Humility in approach is an aspect of Indian spirituality. It is, at the core of all Vedic teachings. The stories of Gods, as the west calls it; the Puranas, are full of anecdotes which highlight the buoyant behavior of Devatas (the Gods). Devatas often do not learn their lessons and become arrogant. They try to enjoy the pleasures of their land, the Devaloka or Svarga, as it is called. The Demons or Danavas, take advantage of this situation and attack Svarga and drive away its original inhabitants, the Devatas. This happens over and over again. The Devatas, become humble temporarily, they take the refuge of the One God and seek His help. The Supreme Lord accepts the prayers of the Devatas and reinstates the position of the Devatas in Svarga by reinstating His undying power into the Devatas. The Devatas win the war against the demons and regain their lost position. But alas, the cycle simply continues unabatedly.
To what do these Pauranic anecdotes allude to? There is a higher principle referred to in these stories. Man by nature has a host of great qualities within himself, just as the Devatas in Svarga. But he is also heavily deficient in one aspect. The moment man starts getting, he loses perspective. He becomes arrogant and takes his gains for granted. He does not delve deep into the primary causes of his gain. He develops innumerable blind-spots because arrogance , by its very nature, clouds vision and intelligence. One tries to find innumerable reasons for his success and feels that he has hit upon the formula for power and success. Now strangely, all his formulas for success, whatever it could be are grossly misled and even false. Well, Maya is the nature of this world. Maya is, that which is not. This is the stuff with which all our senses are clouded. In Sanskrit, senses themselves are referred to as Maya. Then how can it be possible that with these fallible senses one is able to fathom reasons for success? Yet, there is another positive angle to this and one can succeed for good. If one takes a subservient position, to that which is the “SEER” of all things, that which science calls consciousness or which believers know as God, success can become eternal. It can become our very nature, in fact it is.

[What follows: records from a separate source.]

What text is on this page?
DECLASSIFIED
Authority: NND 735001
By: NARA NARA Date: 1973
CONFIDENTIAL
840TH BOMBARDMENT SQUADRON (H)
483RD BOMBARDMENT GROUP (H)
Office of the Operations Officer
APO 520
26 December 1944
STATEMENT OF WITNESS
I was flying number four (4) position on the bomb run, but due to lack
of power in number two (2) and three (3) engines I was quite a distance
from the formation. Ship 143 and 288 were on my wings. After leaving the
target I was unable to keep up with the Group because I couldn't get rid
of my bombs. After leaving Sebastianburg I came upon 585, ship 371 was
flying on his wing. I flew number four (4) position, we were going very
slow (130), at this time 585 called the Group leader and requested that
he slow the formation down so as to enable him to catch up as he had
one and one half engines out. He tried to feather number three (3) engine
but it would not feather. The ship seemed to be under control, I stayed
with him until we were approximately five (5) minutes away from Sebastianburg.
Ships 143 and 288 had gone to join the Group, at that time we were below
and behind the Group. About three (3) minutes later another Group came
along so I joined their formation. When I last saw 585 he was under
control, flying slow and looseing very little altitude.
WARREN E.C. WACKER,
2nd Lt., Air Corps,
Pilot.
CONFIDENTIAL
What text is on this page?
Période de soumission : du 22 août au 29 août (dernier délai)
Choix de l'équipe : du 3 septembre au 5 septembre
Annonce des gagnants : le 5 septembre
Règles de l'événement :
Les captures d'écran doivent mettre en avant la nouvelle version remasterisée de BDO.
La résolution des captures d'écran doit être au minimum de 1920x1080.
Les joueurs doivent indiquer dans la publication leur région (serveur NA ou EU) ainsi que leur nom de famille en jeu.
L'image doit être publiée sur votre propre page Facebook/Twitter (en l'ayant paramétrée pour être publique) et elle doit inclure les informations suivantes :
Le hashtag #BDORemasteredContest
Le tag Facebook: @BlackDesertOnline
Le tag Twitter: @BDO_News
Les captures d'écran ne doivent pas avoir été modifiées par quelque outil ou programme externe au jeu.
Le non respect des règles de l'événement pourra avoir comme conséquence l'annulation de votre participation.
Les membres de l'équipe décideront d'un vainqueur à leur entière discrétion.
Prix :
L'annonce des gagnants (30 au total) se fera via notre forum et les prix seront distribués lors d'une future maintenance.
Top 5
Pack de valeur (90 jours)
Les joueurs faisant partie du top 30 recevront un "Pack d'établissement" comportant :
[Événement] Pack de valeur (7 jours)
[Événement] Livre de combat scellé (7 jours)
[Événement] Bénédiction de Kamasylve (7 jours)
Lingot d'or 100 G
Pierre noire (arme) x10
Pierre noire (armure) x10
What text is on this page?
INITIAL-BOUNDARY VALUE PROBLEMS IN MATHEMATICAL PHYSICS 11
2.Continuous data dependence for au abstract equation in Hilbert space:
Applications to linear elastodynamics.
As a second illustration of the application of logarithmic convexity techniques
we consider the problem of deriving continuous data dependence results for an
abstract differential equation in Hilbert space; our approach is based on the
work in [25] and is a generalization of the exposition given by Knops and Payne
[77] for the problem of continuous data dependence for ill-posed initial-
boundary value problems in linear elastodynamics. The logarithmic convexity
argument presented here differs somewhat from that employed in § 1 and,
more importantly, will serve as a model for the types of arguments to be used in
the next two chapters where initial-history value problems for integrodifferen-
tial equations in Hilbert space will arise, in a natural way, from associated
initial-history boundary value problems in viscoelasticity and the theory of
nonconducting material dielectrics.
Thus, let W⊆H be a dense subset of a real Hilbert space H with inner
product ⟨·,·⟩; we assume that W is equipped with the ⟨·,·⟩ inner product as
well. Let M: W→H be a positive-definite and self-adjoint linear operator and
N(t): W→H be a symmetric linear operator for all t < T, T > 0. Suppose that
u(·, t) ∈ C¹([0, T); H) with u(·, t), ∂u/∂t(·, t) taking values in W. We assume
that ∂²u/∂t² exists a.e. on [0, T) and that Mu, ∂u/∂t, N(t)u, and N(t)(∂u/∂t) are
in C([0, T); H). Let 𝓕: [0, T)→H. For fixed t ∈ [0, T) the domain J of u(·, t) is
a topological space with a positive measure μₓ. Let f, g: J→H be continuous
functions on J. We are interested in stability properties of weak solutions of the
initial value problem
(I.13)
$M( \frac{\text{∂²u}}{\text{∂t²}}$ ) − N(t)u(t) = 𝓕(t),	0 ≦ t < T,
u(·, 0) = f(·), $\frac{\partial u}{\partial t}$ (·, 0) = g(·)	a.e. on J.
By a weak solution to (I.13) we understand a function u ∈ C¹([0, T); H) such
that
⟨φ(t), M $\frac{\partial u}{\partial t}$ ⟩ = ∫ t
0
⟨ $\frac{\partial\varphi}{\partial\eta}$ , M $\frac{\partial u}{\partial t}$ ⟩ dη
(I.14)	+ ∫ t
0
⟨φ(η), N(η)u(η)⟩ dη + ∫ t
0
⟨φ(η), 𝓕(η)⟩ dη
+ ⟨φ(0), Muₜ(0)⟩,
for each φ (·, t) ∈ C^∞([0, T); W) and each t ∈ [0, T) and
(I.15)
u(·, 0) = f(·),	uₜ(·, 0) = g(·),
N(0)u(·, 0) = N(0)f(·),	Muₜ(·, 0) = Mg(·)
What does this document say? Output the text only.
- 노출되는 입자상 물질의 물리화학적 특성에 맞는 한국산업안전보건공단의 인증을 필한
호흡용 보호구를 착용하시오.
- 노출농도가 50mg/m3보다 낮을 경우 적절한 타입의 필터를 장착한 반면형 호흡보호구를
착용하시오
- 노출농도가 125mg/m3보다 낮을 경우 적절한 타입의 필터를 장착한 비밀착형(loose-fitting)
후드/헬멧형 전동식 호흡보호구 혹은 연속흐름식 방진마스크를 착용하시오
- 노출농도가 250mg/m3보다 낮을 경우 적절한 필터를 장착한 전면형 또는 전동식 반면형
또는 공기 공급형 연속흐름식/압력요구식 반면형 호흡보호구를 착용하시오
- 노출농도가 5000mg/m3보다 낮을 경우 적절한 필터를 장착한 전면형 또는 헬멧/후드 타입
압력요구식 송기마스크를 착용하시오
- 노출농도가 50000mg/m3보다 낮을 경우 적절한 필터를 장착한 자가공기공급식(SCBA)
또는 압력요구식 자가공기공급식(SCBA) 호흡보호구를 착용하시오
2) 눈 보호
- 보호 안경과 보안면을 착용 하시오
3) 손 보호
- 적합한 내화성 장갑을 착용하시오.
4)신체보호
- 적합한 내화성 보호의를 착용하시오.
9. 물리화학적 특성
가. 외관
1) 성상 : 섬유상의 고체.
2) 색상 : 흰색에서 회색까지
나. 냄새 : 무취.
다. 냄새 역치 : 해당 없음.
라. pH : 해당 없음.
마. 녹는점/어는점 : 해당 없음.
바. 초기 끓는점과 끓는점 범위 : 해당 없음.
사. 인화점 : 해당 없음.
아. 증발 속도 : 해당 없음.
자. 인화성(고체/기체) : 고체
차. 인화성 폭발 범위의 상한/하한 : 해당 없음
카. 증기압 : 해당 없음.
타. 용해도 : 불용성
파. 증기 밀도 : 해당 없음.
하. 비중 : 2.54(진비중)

Humility is this very quality. Many people take humility to being nice or as just being humble to other humans. This is perhaps, the most misunderstood concept, even in religion, today. Humility, when awakened deeply, is towards the Supreme alone. Even if one may not be apparently humble to other humans, it shall remain humility. Once humility develops in the real sense, the Supreme Being decides whether one should outwardly take a position of humility or not. True humility is only recognized by the Supreme Being. Humility of an individual cannot be truly detected by mortals. A truly humble man can seem seethingly arrogant, but this is only apparent. A humble man is one who is able to see things as they are. He is directed by the Supreme Being at all times. One need not be confounded about one’s behavior with others. One need not “take” a humble position. If one realizes one’s truest position as nothing more than a speck in this vast cosmos, at all times, such a person shall certainly have the Grace of the Supreme. He is humble at his very core.